Truth is, David was not responsible for the mistake. ADHD is a disorder of brain function. The main components of the disorder are distractability, impulsiveness and the inability to attend. He does not choose to operate the way he does and the grief and frustration that he feels over the manifestations his disorder are profound. No good will come out of making him responsible for things that are simply out of his control.

After a moment of silence, a deep breath, and a long, hard look at the suffering child in front of me, I sideline my own feelings and fatigue and start to think win-win. I set up David on the living room couch with the tv remote. He can watch the rerun of the closing ceremonies. I get Otis to keep him company. I gently quiet him as he makes his 50th apology for being such a bone head and tell him not to worry. It was a mistake anyone could have made if they were not reading labels and we would initial the caps of his medicine bottles so he wouldn't make the mistake again. I reassure him that I am in the next room if he needs me. He becomes calm and I begin to turn my attention to getting some badly needed sleep.

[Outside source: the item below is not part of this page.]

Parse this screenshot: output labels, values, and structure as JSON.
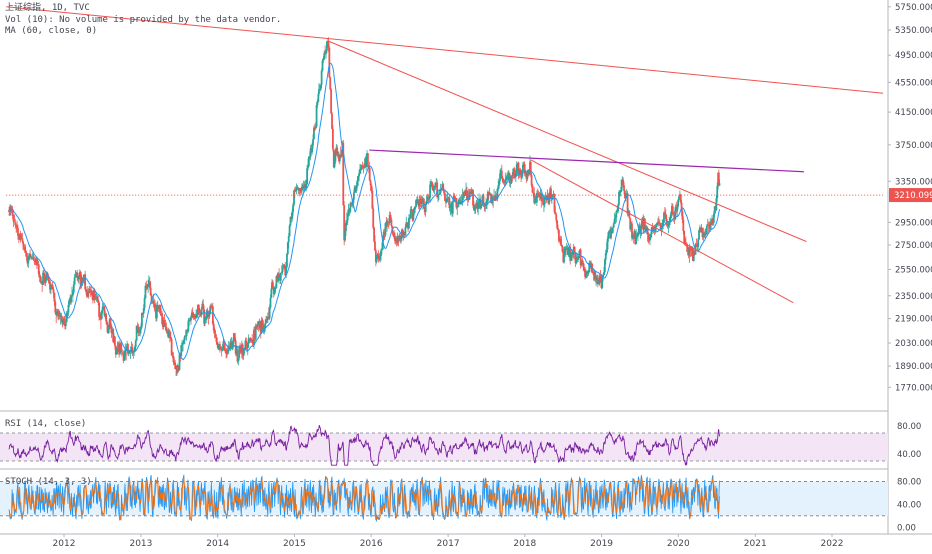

Win-win thinking entails beginning with the end in mind. In the end, I want to get some sleep (David may not be able to until the meds wear off). I want a strategy to ensure that no medication mix up occurs again. Mostly I want David's self esteem to incur no further damage in this situation. ADHD is a killer of self esteem. I am his coach. My job is to find the errors of execution and figure out ways to fix them. If they can't be fixed, then I figure out how to get around them. Effective coaches build up, not tear down. As his mom, teacher, coach and one who loves him with all of her heart, my first responsibility is to do no harm. Dr. Laura Markham expressed this concept in heartwarming detail in her article Stop, Drop and Listen.

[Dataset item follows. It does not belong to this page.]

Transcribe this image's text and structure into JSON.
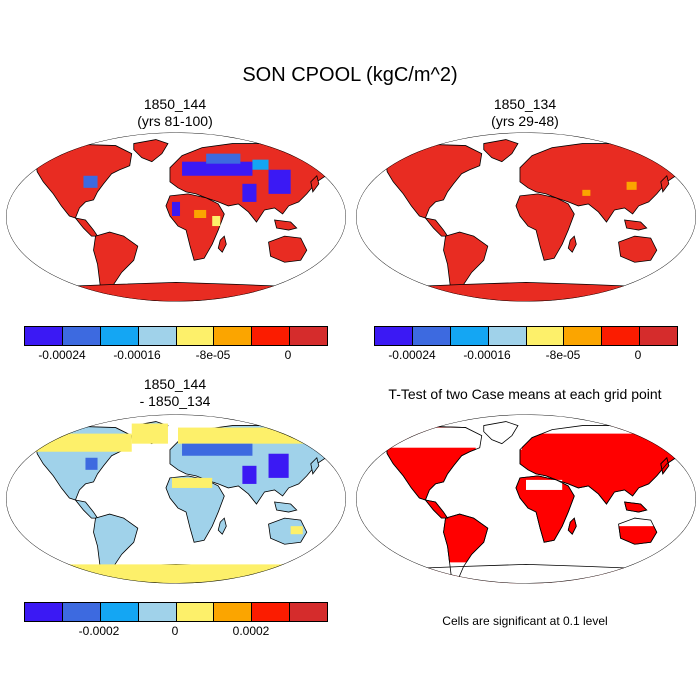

It is morning. I got my sleep and am now enjoying some some quiet time to myself while David gets his sleep. He will not wake up and remember that I was angry. He will remember that we solved the problem.

Win-win.

Best regards,

leapinlily

February 10, 2010

Medication Changes

It was several years ago when we decided to consider medication for David's ADHD. Most parents don't want their child on medication and we were no exception. However, something that his first grade teacher said during one of our conversations about his probable ADHD hit a nerve. She made reference to medication giving David relief. That comment brought it home that this was not about the frustration with the constant disruption that the disorder brings to the family and the classroom. It was about David. The word relief crystallized the realization that the disorder caused the most frustration and disruption to the life of the disordered person and all others were secondary. Dad and I relinquished our position and moved forward with medication. There is victory in surrender.